8 DBPedia, http://wiki.dbpedia.org/; http://it.dbpedia.org/, Linked Open Data estratti dalle voci di Wikipedia 9 FRBR-Aligned Bibliographic Ontology (FABiO), http://www.sparontologies.net/ontologies/fabio 10 Citation Typing Ontology (CiTO), http://www.sparontologies.net/ontologies/cito
11 Provenance Ontology (PROV-O), https://www.w3.org/TR/prov-o/ 12 NanoPublication, http://nanopub.org/guidelines/working_draft/
formalizzazione di due livelli di provenance (inerente gli asserti estratti dal testo pieno e inerenti la pubblicazione dell'edizione) mediante l'utilizzo di named graphs.
Infine, una volta acquisito il modello di markup e stabilite le relazioni da estrarre dal testo pieno, la scelta degli authority file e dei dataset da collegare è fondamentale per completare la base di conoscenza e fornire una migliore esperienza informativa all’utente. Sia il riferimento all’identificativo VIAF, sia il link alla rispettiva entità in DBpedia sono stati creati per estendere le informazioni biografiche delle personalità citate. Quando è stato possibile decifrare la specifica edizione di un testo citato è stato creato un link a Worldcat e VIAF; nei casi in cui è nota l’opera, ma non l’edizione citata, è stato creato il solo link a VIAF.
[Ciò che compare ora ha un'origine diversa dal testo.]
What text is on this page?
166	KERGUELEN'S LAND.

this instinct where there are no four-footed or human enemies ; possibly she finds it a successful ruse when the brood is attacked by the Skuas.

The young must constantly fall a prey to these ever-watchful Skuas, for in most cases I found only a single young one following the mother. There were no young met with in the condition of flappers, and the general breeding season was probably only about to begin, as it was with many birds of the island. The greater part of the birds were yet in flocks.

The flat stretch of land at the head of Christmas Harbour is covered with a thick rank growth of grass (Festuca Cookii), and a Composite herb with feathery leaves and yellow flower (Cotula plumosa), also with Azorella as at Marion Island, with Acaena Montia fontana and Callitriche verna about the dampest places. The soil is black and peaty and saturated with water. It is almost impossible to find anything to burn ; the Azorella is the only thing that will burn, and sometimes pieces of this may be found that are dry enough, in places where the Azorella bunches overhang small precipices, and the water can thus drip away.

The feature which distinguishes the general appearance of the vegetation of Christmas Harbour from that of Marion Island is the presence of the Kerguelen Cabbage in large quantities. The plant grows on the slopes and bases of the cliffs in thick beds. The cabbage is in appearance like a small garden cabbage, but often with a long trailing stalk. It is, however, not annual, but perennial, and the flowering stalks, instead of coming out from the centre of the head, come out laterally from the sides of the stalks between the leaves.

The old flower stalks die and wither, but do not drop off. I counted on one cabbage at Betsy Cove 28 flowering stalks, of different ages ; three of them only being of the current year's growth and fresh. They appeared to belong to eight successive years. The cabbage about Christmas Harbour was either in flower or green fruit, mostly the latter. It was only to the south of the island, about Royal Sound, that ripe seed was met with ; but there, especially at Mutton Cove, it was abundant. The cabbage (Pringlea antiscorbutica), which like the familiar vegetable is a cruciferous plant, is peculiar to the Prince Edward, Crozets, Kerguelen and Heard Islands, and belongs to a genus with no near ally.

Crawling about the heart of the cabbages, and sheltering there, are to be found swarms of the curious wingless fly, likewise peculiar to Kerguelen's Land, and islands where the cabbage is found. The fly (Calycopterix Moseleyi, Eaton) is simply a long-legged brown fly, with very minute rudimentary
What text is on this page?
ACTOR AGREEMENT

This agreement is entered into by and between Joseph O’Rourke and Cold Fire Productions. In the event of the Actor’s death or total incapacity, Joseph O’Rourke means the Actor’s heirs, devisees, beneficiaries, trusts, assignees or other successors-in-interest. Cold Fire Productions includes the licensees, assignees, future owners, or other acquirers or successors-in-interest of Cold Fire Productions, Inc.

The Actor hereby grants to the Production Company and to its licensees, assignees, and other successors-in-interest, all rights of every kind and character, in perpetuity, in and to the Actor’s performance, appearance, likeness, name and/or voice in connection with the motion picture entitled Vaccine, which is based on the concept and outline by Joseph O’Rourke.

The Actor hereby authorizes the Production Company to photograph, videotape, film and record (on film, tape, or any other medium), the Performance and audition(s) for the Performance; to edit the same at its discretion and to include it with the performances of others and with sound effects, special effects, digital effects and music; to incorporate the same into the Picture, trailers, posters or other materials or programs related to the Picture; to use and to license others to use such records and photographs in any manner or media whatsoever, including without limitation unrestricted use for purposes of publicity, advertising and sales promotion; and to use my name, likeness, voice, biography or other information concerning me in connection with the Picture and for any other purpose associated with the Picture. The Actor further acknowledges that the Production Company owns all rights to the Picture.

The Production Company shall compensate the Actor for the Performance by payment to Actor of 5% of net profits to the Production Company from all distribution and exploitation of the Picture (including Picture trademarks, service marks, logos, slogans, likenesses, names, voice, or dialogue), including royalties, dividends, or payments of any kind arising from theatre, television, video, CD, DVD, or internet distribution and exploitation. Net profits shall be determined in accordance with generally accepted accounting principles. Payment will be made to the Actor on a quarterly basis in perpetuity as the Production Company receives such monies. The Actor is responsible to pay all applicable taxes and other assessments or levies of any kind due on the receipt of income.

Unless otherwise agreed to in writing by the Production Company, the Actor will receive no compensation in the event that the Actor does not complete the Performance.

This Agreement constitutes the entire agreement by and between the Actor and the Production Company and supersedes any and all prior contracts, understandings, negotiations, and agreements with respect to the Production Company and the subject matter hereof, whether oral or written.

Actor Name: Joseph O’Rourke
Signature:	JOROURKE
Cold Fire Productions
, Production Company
La base di conoscenza, così arricchita grazie all’integrazione di risorse esterne, verrà ulteriormente arricchita con la versione integrale dei frammenti testuali riportati nel Quaderno, il che consentirà di ricostruire, anche virtualmente, una parte della biblioteca di Paolo Bufalini.
5. CONCLUSIONI
In questo contributo abbiamo sollevato l’attenzione sulle problematiche veicolate dall’adozione dei Linked Open Data nel mondo delle edizioni scientifiche digitali. Per sfruttare a pieno le possibilità offerte dal medium tecnologico (i.e., la possibilità di rappresentare in modo più espressivo i fenomeni estratti dal testo e l’integrazione di dati con fonti esterne) è necessario ripensare l’oggetto testo e le sue forme sulla base del nuovo modello di rappresentazione. Il caso d’uso del Quaderno di
appunti di Paolo Bufalini è un esempio di come tali problematiche vadano risolte avendo piena coscienza delle fasi di tale
processo. Il modello LOD ha consentito di esplicitare le relazioni intra-testuali e inter-testuali tra frammenti di appunti, persone, luoghi, opere citate e il quaderno inteso come documento. Inoltre, ha permesso di esplicitare interpretazioni divergenti su di uno stesso fenomeno testuale, offrendo al lettore-utente la possibilità di accedere al Quaderno attraverso molteplici entry-points, permettendo di ‘svincolare’ le informazioni dall’edizione-documento ed integrare il testo del
Quaderno con altri ambienti di valorizzazione del patrimonio culturale presenti nel web.
Con la definizione di questo workflow, e le relative specifiche di processo, si sono dunque poste la basi per una modellazione sufficiente scalabile in ogni contesto di trasformazione di edizioni digitali in ambienti di conoscenza a base semantica.